The supplies for this project are commonly available.
- baking soda
- vinegar (any type will work)
- one clean, twenty-ounce soda bottle
- one sheet of paper towel
- one thumbtack (optional)
- one flexible drinking straw (optional)
- a handful of marbles (optional)
- modeling clay (optional)
- one bathtub or wading pool with a few inches of water
Step 1: Take all of the supplies to the bathtub or pool. Once the vinegar and soda mix, the motorboat needs to be placed in the water right away.
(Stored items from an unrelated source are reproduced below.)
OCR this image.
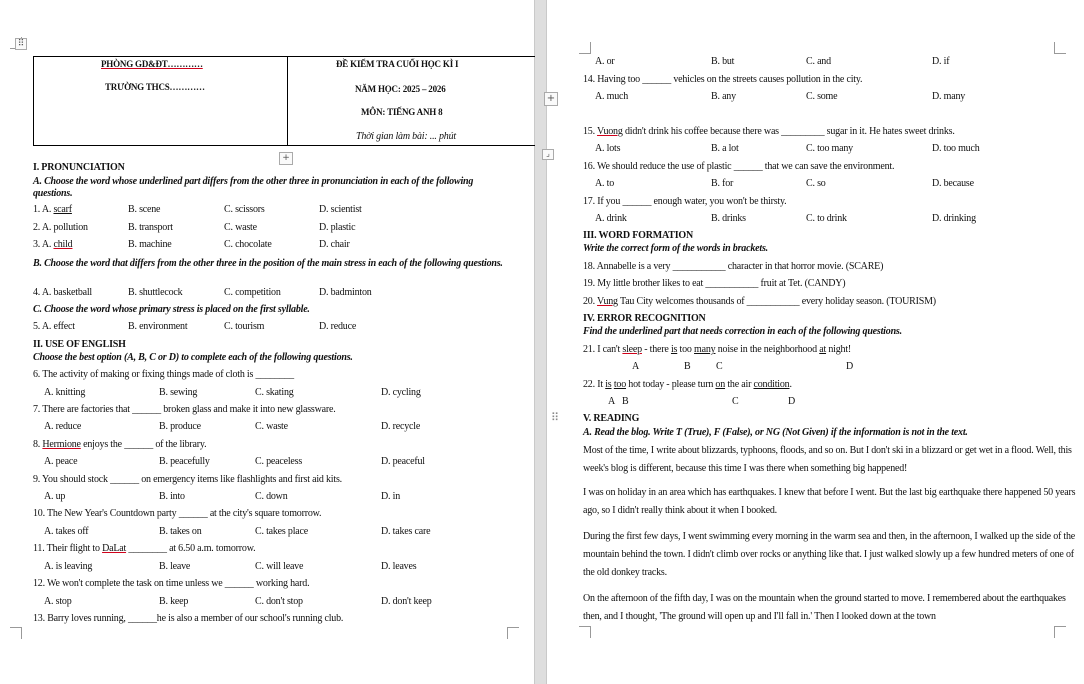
⠿
PHÒNG GD&ĐT…………
TRƯỜNG THCS…………
ĐỀ KIỂM TRA CUỐI HỌC KÌ I
NĂM HỌC: 2025 – 2026
MÔN: TIẾNG ANH 8
Thời gian làm bài: ... phút
+
I. PRONUNCIATION
A. Choose the word whose underlined part differs from the other three in pronunciation in each of the following questions.
1. A. scarf	B. scene	C. scissors	D. scientist
2. A. pollution	B. transport	C. waste	D. plastic
3. A. child	B. machine	C. chocolate	D. chair
B. Choose the word that differs from the other three in the position of the main stress in each of the following questions.
4. A. basketball	B. shuttlecock	C. competition	D. badminton
C. Choose the word whose primary stress is placed on the first syllable.
5. A. effect	B. environment	C. tourism	D. reduce
II. USE OF ENGLISH
Choose the best option (A, B, C or D) to complete each of the following questions.
6. The activity of making or fixing things made of cloth is ________
A. knitting	B. sewing	C. skating	D. cycling
7. There are factories that ______ broken glass and make it into new glassware.
A. reduce	B. produce	C. waste	D. recycle
8. Hermione enjoys the ______ of the library.
A. peace	B. peacefully	C. peaceless	D. peaceful
9. You should stock ______ on emergency items like flashlights and first aid kits.
A. up	B. into	C. down	D. in
10. The New Year's Countdown party ______ at the city's square tomorrow.
A. takes off	B. takes on	C. takes place	D. takes care
11. Their flight to DaLat ________ at 6.50 a.m. tomorrow.
A. is leaving	B. leave	C. will leave	D. leaves
12. We won't complete the task on time unless we ______ working hard.
A. stop	B. keep	C. don't stop	D. don't keep
13. Barry loves running, ______he is also a member of our school's running club.
+
⌟
⠿
A. or	B. but	C. and	D. if
14. Having too ______ vehicles on the streets causes pollution in the city.
A. much	B. any	C. some	D. many
15. Vuong didn't drink his coffee because there was _________ sugar in it. He hates sweet drinks.
A. lots	B. a lot	C. too many	D. too much
16. We should reduce the use of plastic ______ that we can save the environment.
A. to	B. for	C. so	D. because
17. If you ______ enough water, you won't be thirsty.
A. drink	B. drinks	C. to drink	D. drinking
III. WORD FORMATION
Write the correct form of the words in brackets.
18. Annabelle is a very ___________ character in that horror movie. (SCARE)
19. My little brother likes to eat ___________ fruit at Tet. (CANDY)
20. Vung Tau City welcomes thousands of ___________ every holiday season. (TOURISM)
IV. ERROR RECOGNITION
Find the underlined part that needs correction in each of the following questions.
21. I can't sleep - there is too many noise in the neighborhood at night!
A	B	C	D
22. It is too hot today - please turn on the air condition.
A B	C	D
V. READING
A. Read the blog. Write T (True), F (False), or NG (Not Given) if the information is not in the text.
Most of the time, I write about blizzards, typhoons, floods, and so on. But I don't ski in a blizzard or get wet in a flood. Well, this week's blog is different, because this time I was there when something big happened!
I was on holiday in an area which has earthquakes. I knew that before I went. But the last big earthquake there happened 50 years ago, so I didn't really think about it when I booked.
During the first few days, I went swimming every morning in the warm sea and then, in the afternoon, I walked up the side of the mountain behind the town. I didn't climb over rocks or anything like that. I just walked slowly up a few hundred meters of one of the old donkey tracks.
On the afternoon of the fifth day, I was on the mountain when the ground started to move. I remembered about the earthquakes then, and I thought, 'The ground will open up and I'll fall in.' Then I looked down at the town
Step 2: Tear the paper towel into quarters. Take one of these pieces and put one tablespoon of baking soda in the center. Fold the paper towel around the pile and twist it closed at the top. Try to fold it well so the reaction will be delayed slightly.
Step 3: Pour one half cup of vinegar into the "motorboat." Drop the paper packet of soda inside, and then quickly cap it. Twist the lid only three-quarters of a turn. Do not screw it on tightly.
Step 4: Place the boat into the water. As soon as the vinegar soaks through the paper and reaches the soda, the chemical reaction will begin and the boat will start to move forward. Take notes on what this model did and then try the variations below to see how things can change.
Variation 1: After Step 2 above, use the thumbtack and puncture a hole in the lid. Make a second hole that is large enough for a drinking straw in the end of the bottle. Push the straw a little over 1/4 of the way into the bottle with the short end inside. Press some modeling clay around the opening in the bottle so it is airtight. This will allow the carbon dioxide to only escape through the thumbtack hole in the lid and through the straw and should give the motorboat more power. Continue to Step 3, but screw the lid on tightly this time.
Variation 2: Drop a few marbles into the bottle and see how it affects the bow or stern ends.
Variation 3: Vary the amount of vinegar and baking soda used. Change the ratios. Note the proportions which increase the speed of your homemade soda bottle motorboat.